Go to a venue before it’s gone.

After seven years, more than 1,000 shows, 3,000 artists and 150,000 tickets sold, Mary’s Underground is officially closing its chapter beneath Circular Quay. The venue, which took over the iconic former Basement site at 7 Macquarie Place, became one of Sydney’s most important small live music rooms. It’s part gig venue, part late-night basement. But it’s also part reminder that this city is still capable of being good when it really, really wants to be.

Its closure is not exactly mysterious.
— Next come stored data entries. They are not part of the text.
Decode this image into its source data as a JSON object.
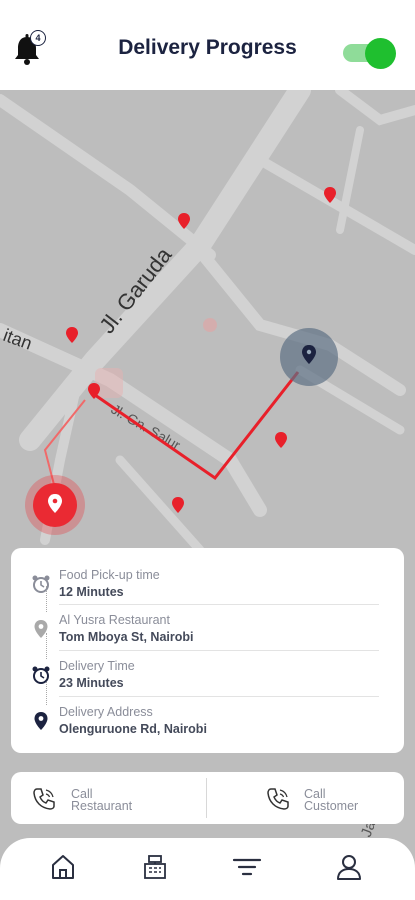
{
  "header": {
    "title": "Delivery Progress",
    "notification_count": "4",
    "toggle_on": true
  },
  "map": {
    "street_labels": [
      "Jl. Garuda",
      "Jl. Gn. Salur",
      "itan",
      "Jay"
    ]
  },
  "details": [
    {
      "label": "Food Pick-up time",
      "value": "12 Minutes",
      "icon": "alarm-clock-icon"
    },
    {
      "label": "Al Yusra Restaurant",
      "value": "Tom Mboya St, Nairobi",
      "icon": "location-pin-icon"
    },
    {
      "label": "Delivery Time",
      "value": "23 Minutes",
      "icon": "alarm-clock-icon"
    },
    {
      "label": "Delivery Address",
      "value": "Olenguruone Rd, Nairobi",
      "icon": "location-pin-icon"
    }
  ],
  "actions": {
    "call_restaurant": [
      "Call",
      "Restaurant"
    ],
    "call_customer": [
      "Call",
      "Customer"
    ]
  },
  "nav": [
    "home-icon",
    "cash-register-icon",
    "filter-icon",
    "profile-icon"
  ],
  "colors": {
    "accent": "#e8202a",
    "navy": "#1c2340",
    "toggle": "#1fbf2f",
    "map_bg": "#bdbdbd",
    "road": "#d2d2d2"
  }
}
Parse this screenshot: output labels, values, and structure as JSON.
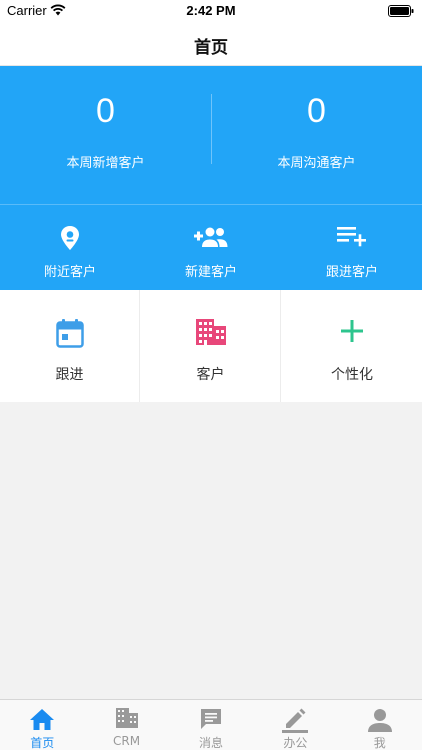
{
  "status_bar": {
    "carrier": "Carrier",
    "time": "2:42 PM"
  },
  "header": {
    "title": "首页"
  },
  "stats": [
    {
      "value": "0",
      "label": "本周新增客户"
    },
    {
      "value": "0",
      "label": "本周沟通客户"
    }
  ],
  "quick_actions": [
    {
      "label": "附近客户",
      "icon": "location-pin-icon"
    },
    {
      "label": "新建客户",
      "icon": "add-user-icon"
    },
    {
      "label": "跟进客户",
      "icon": "list-add-icon"
    }
  ],
  "shortcuts": [
    {
      "label": "跟进",
      "icon": "calendar-icon",
      "color": "#3e9ee8"
    },
    {
      "label": "客户",
      "icon": "building-icon",
      "color": "#e8477a"
    },
    {
      "label": "个性化",
      "icon": "plus-icon",
      "color": "#2dc58e"
    }
  ],
  "tabs": [
    {
      "label": "首页",
      "icon": "home-icon",
      "active": true
    },
    {
      "label": "CRM",
      "icon": "crm-building-icon",
      "active": false
    },
    {
      "label": "消息",
      "icon": "message-icon",
      "active": false
    },
    {
      "label": "办公",
      "icon": "pencil-icon",
      "active": false
    },
    {
      "label": "我",
      "icon": "person-icon",
      "active": false
    }
  ],
  "colors": {
    "primary": "#22a5f7",
    "tab_active": "#1a8bf0",
    "tab_inactive": "#999999"
  }
}
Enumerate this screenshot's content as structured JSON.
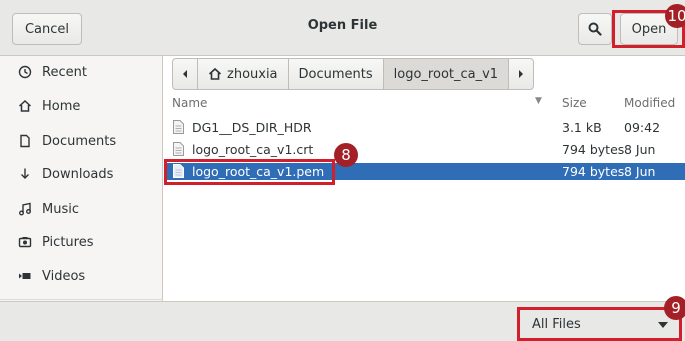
{
  "header": {
    "cancel_label": "Cancel",
    "title": "Open File",
    "open_label": "Open",
    "search_icon": "search-icon"
  },
  "annotations": {
    "open": "10",
    "file": "8",
    "filter": "9"
  },
  "sidebar": {
    "items": [
      {
        "label": "Recent",
        "icon": "clock-icon"
      },
      {
        "label": "Home",
        "icon": "home-icon"
      },
      {
        "label": "Documents",
        "icon": "document-icon"
      },
      {
        "label": "Downloads",
        "icon": "download-icon"
      },
      {
        "label": "Music",
        "icon": "music-icon"
      },
      {
        "label": "Pictures",
        "icon": "camera-icon"
      },
      {
        "label": "Videos",
        "icon": "video-icon"
      }
    ]
  },
  "pathbar": {
    "home": "zhouxia",
    "documents": "Documents",
    "current": "logo_root_ca_v1"
  },
  "filelist": {
    "columns": {
      "name": "Name",
      "size": "Size",
      "modified": "Modified"
    },
    "rows": [
      {
        "name": "DG1__DS_DIR_HDR",
        "size": "3.1 kB",
        "modified": "09:42",
        "selected": false
      },
      {
        "name": "logo_root_ca_v1.crt",
        "size": "794 bytes",
        "modified": "8 Jun",
        "selected": false
      },
      {
        "name": "logo_root_ca_v1.pem",
        "size": "794 bytes",
        "modified": "8 Jun",
        "selected": true
      }
    ]
  },
  "footer": {
    "filter_value": "All Files"
  },
  "colors": {
    "accent": "#2f6db6",
    "annotation_red": "#d11f2b",
    "badge": "#a32026"
  }
}
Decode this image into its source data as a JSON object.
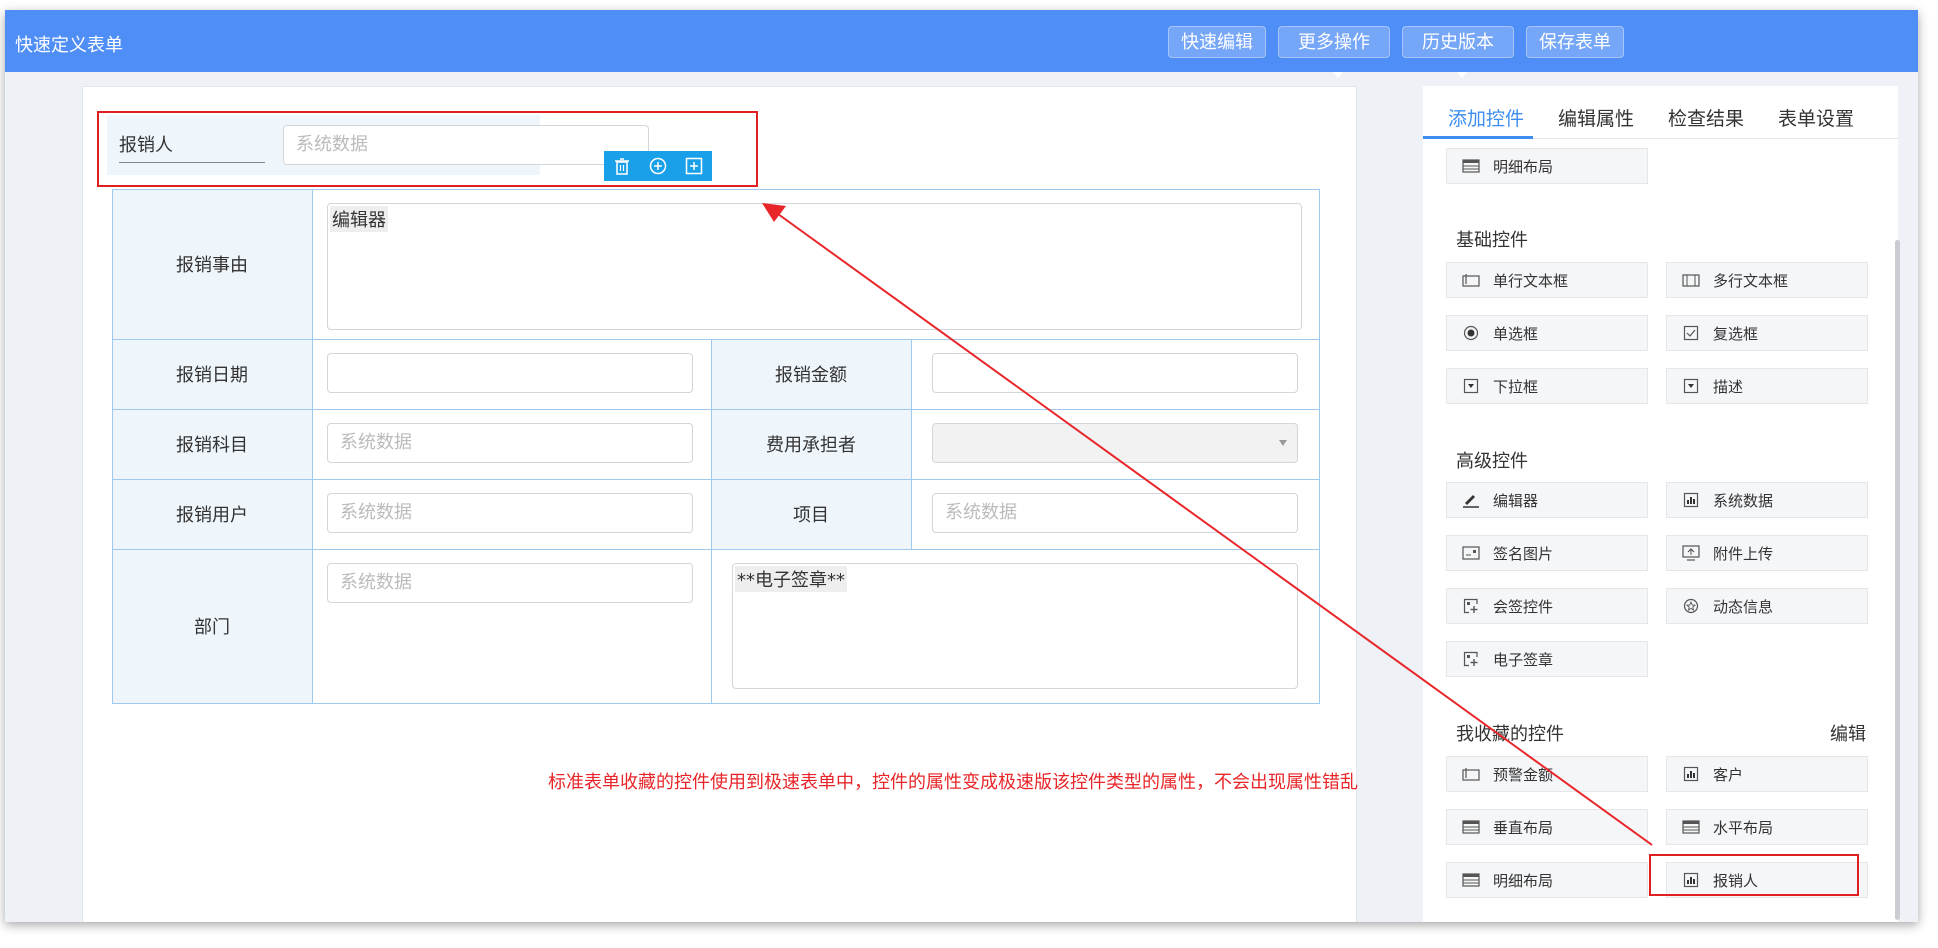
{
  "app": {
    "title": "快速定义表单"
  },
  "toolbar": {
    "quick_edit": "快速编辑",
    "more_ops": "更多操作",
    "history": "历史版本",
    "save": "保存表单"
  },
  "form": {
    "reimburser": {
      "label": "报销人",
      "placeholder": "系统数据"
    },
    "reason": {
      "label": "报销事由",
      "content": "编辑器"
    },
    "date": {
      "label": "报销日期"
    },
    "amount": {
      "label": "报销金额"
    },
    "subject": {
      "label": "报销科目",
      "placeholder": "系统数据"
    },
    "bearer": {
      "label": "费用承担者"
    },
    "user": {
      "label": "报销用户",
      "placeholder": "系统数据"
    },
    "project": {
      "label": "项目",
      "placeholder": "系统数据"
    },
    "dept": {
      "label": "部门",
      "placeholder": "系统数据"
    },
    "esign": {
      "content": "**电子签章**"
    }
  },
  "annotation": "标准表单收藏的控件使用到极速表单中，控件的属性变成极速版该控件类型的属性，不会出现属性错乱",
  "panel": {
    "tabs": [
      "添加控件",
      "编辑属性",
      "检查结果",
      "表单设置"
    ],
    "top_item": {
      "label": "明细布局",
      "icon": "table-layout-icon"
    },
    "basic": {
      "title": "基础控件",
      "items": [
        {
          "label": "单行文本框",
          "icon": "text-field-icon"
        },
        {
          "label": "多行文本框",
          "icon": "textarea-icon"
        },
        {
          "label": "单选框",
          "icon": "radio-icon"
        },
        {
          "label": "复选框",
          "icon": "checkbox-icon"
        },
        {
          "label": "下拉框",
          "icon": "dropdown-icon"
        },
        {
          "label": "描述",
          "icon": "description-icon"
        }
      ]
    },
    "advanced": {
      "title": "高级控件",
      "items": [
        {
          "label": "编辑器",
          "icon": "editor-icon"
        },
        {
          "label": "系统数据",
          "icon": "chart-icon"
        },
        {
          "label": "签名图片",
          "icon": "signature-image-icon"
        },
        {
          "label": "附件上传",
          "icon": "upload-icon"
        },
        {
          "label": "会签控件",
          "icon": "countersign-icon"
        },
        {
          "label": "动态信息",
          "icon": "dynamic-info-icon"
        },
        {
          "label": "电子签章",
          "icon": "seal-icon"
        }
      ]
    },
    "favorites": {
      "title": "我收藏的控件",
      "edit": "编辑",
      "items": [
        {
          "label": "预警金额",
          "icon": "text-field-icon"
        },
        {
          "label": "客户",
          "icon": "chart-icon"
        },
        {
          "label": "垂直布局",
          "icon": "table-layout-icon"
        },
        {
          "label": "水平布局",
          "icon": "table-layout-icon"
        },
        {
          "label": "明细布局",
          "icon": "table-layout-icon"
        },
        {
          "label": "报销人",
          "icon": "chart-icon"
        }
      ]
    }
  },
  "colors": {
    "accent": "#4f8ef7",
    "annotation_red": "#e8262a",
    "grid": "#9fcaf0"
  }
}
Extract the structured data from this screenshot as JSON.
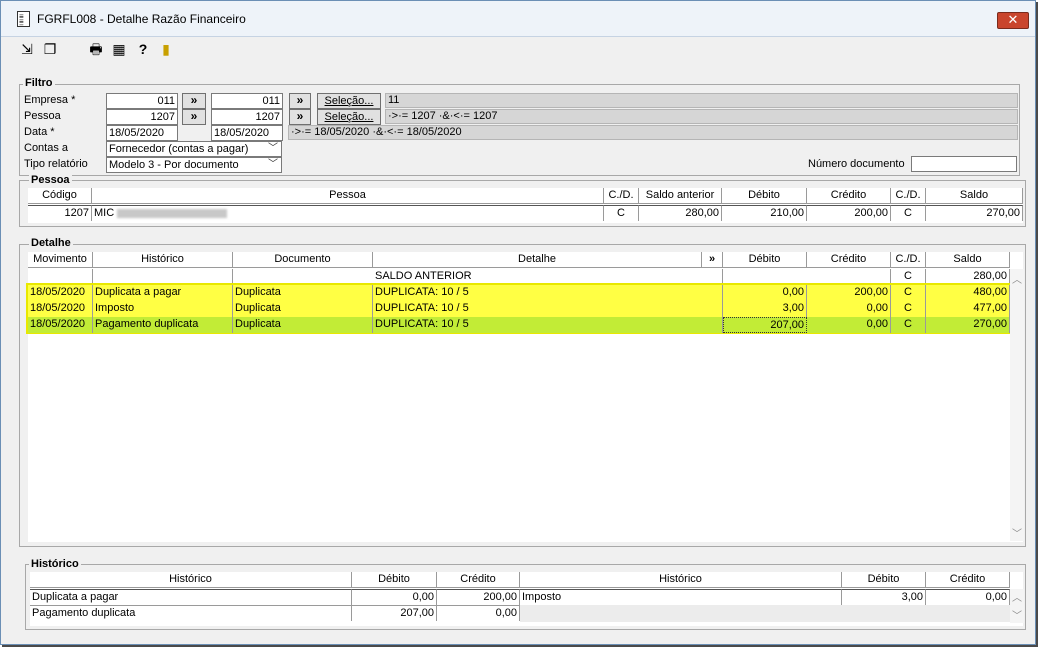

In their statement, the Mary’s team pointed to the well-versed pressures currently hitting small venues across the country. Declining bar sales presumably due to cost of living, rising overhead costs, sky-high Sydney land values and the increasingly impossible economics of running a live music venue with under 500 capacity in a city that puts up just a few barriers to doing that, to say the least.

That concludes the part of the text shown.